The Invariant Discovery Problem

The technical problem that consumes most of the effort in projects like IronFleet is not writing the code. It is finding the right inductive invariants for the protocol layer.

For Multi-Paxos, the invariant needs to capture: which ballot numbers have been promised by which acceptors; which values have been accepted in which slots; how accepted values across replicas relate to each other; and the quorum intersection properties that prevent split-brain. The invariant for IronRSL spans hundreds of lines of Dafny. Getting it wrong means either the proof fails (you cannot establish the invariant holds) or you discover mid-proof that a step you thought was safe actually breaks it.

This difficulty directly motivated subsequent work. I4 (2019) applies IC3/PDR model checking to automatically synthesize inductive invariants for distributed protocols, explicitly citing the manual invariant discovery burden in systems like IronFleet. Ivy from McMillan and colleagues at Microsoft Research addresses the same problem with a different methodology, using a modular verification approach that makes invariants more composable.

Performance: Close Enough to Matter

IronRSL, the verified Paxos library, achieves roughly 10,000 to 14,000 requests per second at median latencies in the low single-digit milliseconds for small payloads with three replicas. Zookeeper, unverified and written in Java, achieves higher throughput in comparable configurations. The gap is roughly two to three times lower throughput for IronRSL.

The paper attributes the gap to the C#/.NET execution environment, the single-threaded model IronFleet uses per node to keep verification tractable, and some protocol-level overhead from the verified implementation. The single-threaded constraint is significant: real-world distributed systems implementations often use multiple threads and careful locking to maximize throughput. Proving correctness of concurrent code is substantially harder, and IronFleet deliberately avoided that problem.

Two to three times slower than Zookeeper is not negligible. But it is within a constant factor, not orders of magnitude. For many use cases, the safety and correctness guarantees would be worth that overhead. This was the practical claim the paper needed to make, and it made it.

What Came After

IronFleet’s two-level refinement methodology has been genuinely influential. Grove (SOSP 2023) verifies a sharded key-value store using Perennial, an Iris-based framework on top of Coq. It handles crash safety and uses a similar layered refinement approach, though with separation logic rather than Dafny’s invariant style.

Armada (PLDI 2020) from Microsoft Research tackles the problem IronFleet explicitly avoided: verifying concurrent systems where multiple threads share state. IronFleet’s single-threaded model was a deliberate choice to keep proofs tractable. Armada provides a framework for lifting proofs from single-threaded models to concurrent implementations.

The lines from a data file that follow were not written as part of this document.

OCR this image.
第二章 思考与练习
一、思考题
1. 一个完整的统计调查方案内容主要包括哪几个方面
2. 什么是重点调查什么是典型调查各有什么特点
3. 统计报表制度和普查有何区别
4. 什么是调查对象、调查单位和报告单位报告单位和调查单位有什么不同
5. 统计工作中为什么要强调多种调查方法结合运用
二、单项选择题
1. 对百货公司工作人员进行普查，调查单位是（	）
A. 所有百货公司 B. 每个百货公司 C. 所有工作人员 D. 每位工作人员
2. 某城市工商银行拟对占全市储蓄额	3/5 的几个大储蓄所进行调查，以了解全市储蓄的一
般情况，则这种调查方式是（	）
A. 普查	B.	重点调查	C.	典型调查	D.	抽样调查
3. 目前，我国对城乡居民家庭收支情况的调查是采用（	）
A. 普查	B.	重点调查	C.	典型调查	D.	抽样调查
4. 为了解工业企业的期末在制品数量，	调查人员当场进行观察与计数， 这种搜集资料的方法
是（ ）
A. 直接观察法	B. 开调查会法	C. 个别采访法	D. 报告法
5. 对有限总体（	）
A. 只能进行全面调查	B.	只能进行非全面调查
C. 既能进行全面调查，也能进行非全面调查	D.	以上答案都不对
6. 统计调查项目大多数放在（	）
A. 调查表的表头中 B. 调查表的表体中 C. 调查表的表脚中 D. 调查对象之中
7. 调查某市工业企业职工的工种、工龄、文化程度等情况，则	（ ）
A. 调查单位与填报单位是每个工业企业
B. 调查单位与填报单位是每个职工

Dafny itself has grown significantly since IronFleet. AWS uses Dafny for verified components in S3 and other services. The language has matured, gained a larger ecosystem, and is now maintained as an open-source project.

The broader distributed systems verification space has expanded considerably. The combination of better tools, more experience with invariant methodology, and more researchers who have internalized the IronFleet approach means that verified distributed systems are no longer purely a research curiosity. They remain expensive to build, but the existence proof is real.

The Real Contribution

What IronFleet proved is not just that IronRSL and IronKV are correct. It proved that the methodology works: that you can take a practical distributed protocol, specify it at multiple levels of abstraction, prove refinement between those levels using machine-checked proofs, compile the result into a running system, and end up with something that performs within striking distance of unverified alternatives.

The liveness result is the hardest part technically. The performance result is the hardest part to argue for practically. IronFleet delivered both. That combination is what made it a landmark result in 2015 and why it remains a reference point for everyone working on distributed systems correctness today.